Another statistic is worth noting though. Of those 95,000 recorded crimes, less than 7,000 led to someone being charged or summonsed. The people who committed almost 90,000 crimes of domestic violence and abuse faced no action from police or prosecutors.  

Most domestic violence is committed against women, by men. Sometimes women die. It’s hard to find official data on domestic murders, but the feminist campaigner Karen Ingala Smith counts women killed by men every year. She says at least 100 women were killed by men in the U.K. last year. Most of those murders were at home: domestics. At least seven were in the Met’s area of responsibility. 

The primary reason that women die is that men kill them. The same is true of women who are beaten and abused: the men responsible are to blame. Crime happens. Criminals are responsible for it. 

But we have a police force because crime happens, and part of its role is the prevention of crime where possible. When the police fail, sometimes people – women – suffer and sometimes die. The words ‘just a domestic’ capture an age-old culture of police indifference that costs women blood, teeth, bruises and sometimes their lives. 

My main thought about those PCs shrugging and waiting for their coffees before responding to an emergency call was how utterly normal it seemed. There was nothing furtive or tense about their exchange or demeanour – delaying their response to that call was routine, mundane.  

This is consistent with countless stories of women who couldn’t get the police to take them seriously when they reported domestic abuse. According to a Victim Support report in 2023, over half of all respondents (53 per cent) reported an instance of domestic abuse at least twice before they felt appropriate action was taken by the police. Nearly a quarter (24 per cent) reported an instance of domestic abuse to the police three times or more before appropriate action was taken.

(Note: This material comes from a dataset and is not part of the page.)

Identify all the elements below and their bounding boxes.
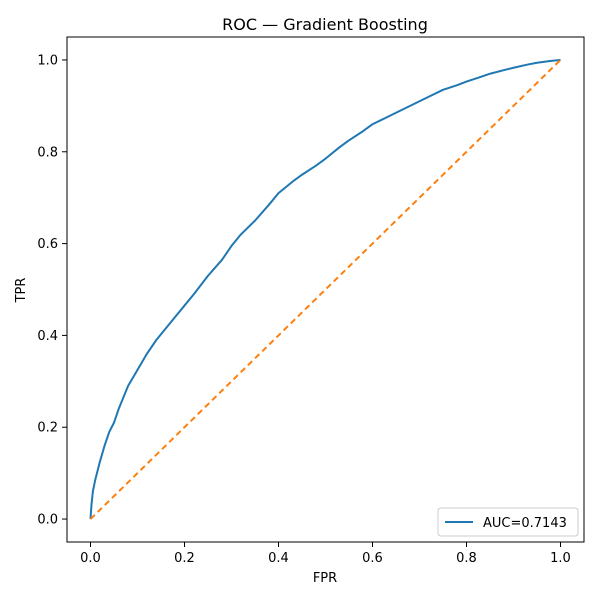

Those officers in my local garage evidently felt that their actions were nothing unusual or remarkable. Just a domestic. Just another day at work. 

What difference did those few minutes make? Did the time it takes to get a coffee, pick a snack, and pay for it cost a woman a beating? Did that yoghurt put a woman’s life at risk, leave her bleeding, or in fear?

I don’t know the answer to those questions. But neither did the police officers who waited for their coffee.